Kelly Devine is Divisional President of UK & Ireland at Mastercard.
As I chatted to some of the small businesses in my local area on Saturday, I was reminded that Britain’s 5.5 million such businesses are operating against the most challenging economic backdrop in memory.
Traditionally during the festive season, shoppers focus even more on how they can support their small independent businesses, whether they’re on the high street or online, and that’s great.
Yet despite being so integral to the economy and our local communities, more than a third of small businesses have seen their turnover decrease this year, even as we have emerged from the pandemic.
Although businesses are feeling the pressure right across the spectrum, Mastercard research has revealed the striking fact that women business leaders and business owners from minority backgrounds are more likely to be feeling the effects of the economic slowdown.
To help with this challenging period, the Chancellor made several welcome announcements in his Autumn Statement. But small businesses still face difficult times and need further support.
If we want to be ambitious for small businesses, as the Prime Minister said in his recent speech to the CBI, they must be placed at the centre of any plan to boost economic growth and to drive levelling up across the country.
Mastercard conducts quarterly research to gain insight into the challenges small businesses face and what help they need. One recurring message has been the role of technology, with two thirds (61 per cent) of owners saying it will only become more important to their business over the next five years.
Embracing technology such as digital payments, cloud software, and social media is crucial to helping businesses unlock productivity and grow. Over a third (35 per cent) of owners want to adopt more, but the pace of change in tech is holding them back, with many overwhelmed by the amount of choice.
Britain’s micro businesses will miss out on an estimated £827 billion of growth over the next five years if they are not supported to digitise.
And so, we’d like to see the Government further expand the Help to Grow scheme and offer better signposting to the plethora of public and private sector digital skills training and mentoring services already existing. In addition, we think it’s vital there should be a specific focus on helping women and ethnic minority business owners.
Late payments are also still holding small businesses back, so we’re also calling upon government to pioneer digital payment technologies with small business suppliers to free up their cashflow.
Finally, we need a long-term vision for our towns and cities, for our local communities, and for the businesses that are the beating heart of our nation.
But not everything can be achieved by government alone.
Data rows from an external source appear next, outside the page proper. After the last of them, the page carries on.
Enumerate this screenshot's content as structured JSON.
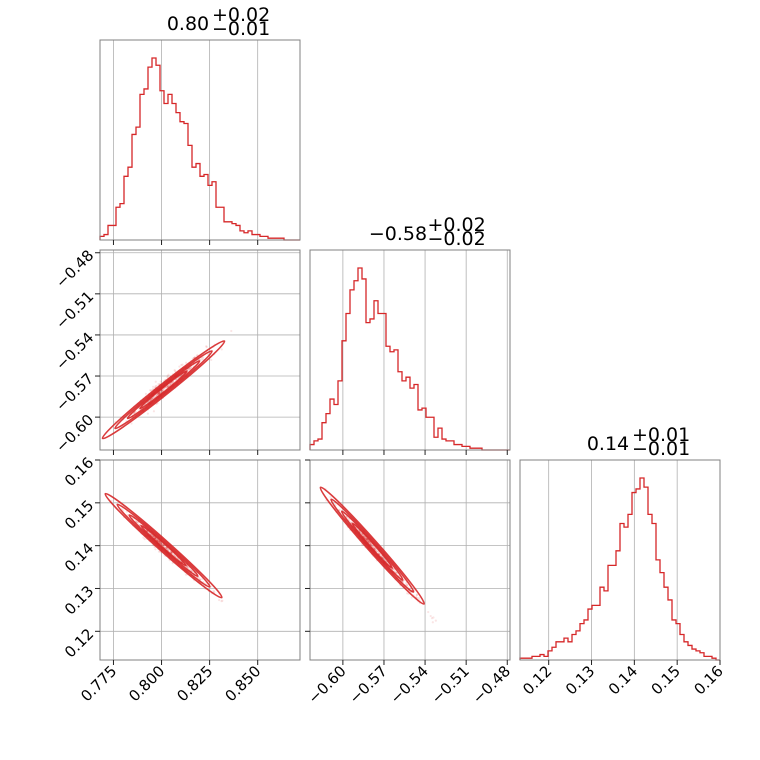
{
  "chart_data": {
    "type": "corner",
    "color": "#d62728",
    "parameters": [
      {
        "title": "0.80",
        "err_plus": "+0.02",
        "err_minus": "−0.01",
        "range": [
          0.768,
          0.872
        ],
        "ticks": [
          0.775,
          0.8,
          0.825,
          0.85
        ],
        "tick_labels": [
          "0.775",
          "0.800",
          "0.825",
          "0.850"
        ],
        "hist": [
          2,
          3,
          8,
          8,
          18,
          20,
          35,
          40,
          58,
          62,
          80,
          83,
          95,
          100,
          96,
          82,
          75,
          80,
          75,
          70,
          65,
          64,
          52,
          40,
          42,
          35,
          36,
          30,
          32,
          18,
          18,
          10,
          10,
          9,
          8,
          5,
          4,
          5,
          3,
          3,
          2,
          2,
          1,
          1,
          1,
          1,
          0,
          0,
          0,
          0
        ]
      },
      {
        "title": "−0.58",
        "err_plus": "+0.02",
        "err_minus": "−0.02",
        "range": [
          -0.624,
          -0.478
        ],
        "ticks": [
          -0.6,
          -0.57,
          -0.54,
          -0.51,
          -0.48
        ],
        "tick_labels": [
          "−0.60",
          "−0.57",
          "−0.54",
          "−0.51",
          "−0.48"
        ],
        "hist": [
          3,
          5,
          6,
          15,
          20,
          28,
          25,
          38,
          60,
          75,
          88,
          93,
          100,
          94,
          70,
          72,
          82,
          75,
          75,
          57,
          54,
          55,
          43,
          38,
          40,
          34,
          36,
          22,
          23,
          18,
          18,
          7,
          12,
          6,
          5,
          5,
          3,
          3,
          2,
          2,
          1,
          1,
          1,
          0,
          0,
          0,
          0,
          0,
          0,
          0
        ]
      },
      {
        "title": "0.14",
        "err_plus": "+0.01",
        "err_minus": "−0.01",
        "range": [
          0.1133,
          0.16
        ],
        "ticks": [
          0.12,
          0.13,
          0.14,
          0.15,
          0.16
        ],
        "tick_labels": [
          "0.12",
          "0.13",
          "0.14",
          "0.15",
          "0.16"
        ],
        "hist": [
          1,
          1,
          1,
          2,
          2,
          3,
          2,
          5,
          7,
          10,
          10,
          12,
          10,
          14,
          16,
          20,
          22,
          28,
          30,
          30,
          40,
          38,
          52,
          52,
          60,
          75,
          73,
          80,
          92,
          94,
          100,
          95,
          80,
          75,
          55,
          48,
          40,
          33,
          22,
          20,
          14,
          10,
          8,
          6,
          5,
          4,
          2,
          2,
          1,
          0
        ]
      }
    ],
    "pairs": [
      {
        "x_param": 0,
        "y_param": 1,
        "relation": "positive-linear",
        "center": [
          0.8,
          -0.58
        ],
        "slope": 1.12,
        "width": 0.0016
      },
      {
        "x_param": 0,
        "y_param": 2,
        "relation": "negative-linear",
        "center": [
          0.8,
          0.14
        ],
        "slope": -0.4,
        "width": 0.0012
      },
      {
        "x_param": 1,
        "y_param": 2,
        "relation": "negative-linear",
        "center": [
          -0.58,
          0.14
        ],
        "slope": -0.36,
        "width": 0.0012
      }
    ],
    "grid": true
  }
}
Big businesses have a role to play too.
Strive UK is a great example of how big businesses, civil society, and the public sector can together help small businesses grow. Working with partners, including Be the Business, Digital Boost, and Enterprise Nation, it is enabling small businesses to face the tough economic environment head on.
The programme has already helped more than half a million business owners – almost half of them women and ethnic minority business owners – through free guidance, digital tools, and personalised mentoring.
When Rishi Sunak entered Downing Street, he said he wanted to make Britain a place where businesses invest, innovate, and create jobs. To do that, small business can’t be left on the sidelines.
Only when we work together to unlock the potential of Britain’s smallest entrepreneurs can we also supercharge growth and unleash the full potential of the economy.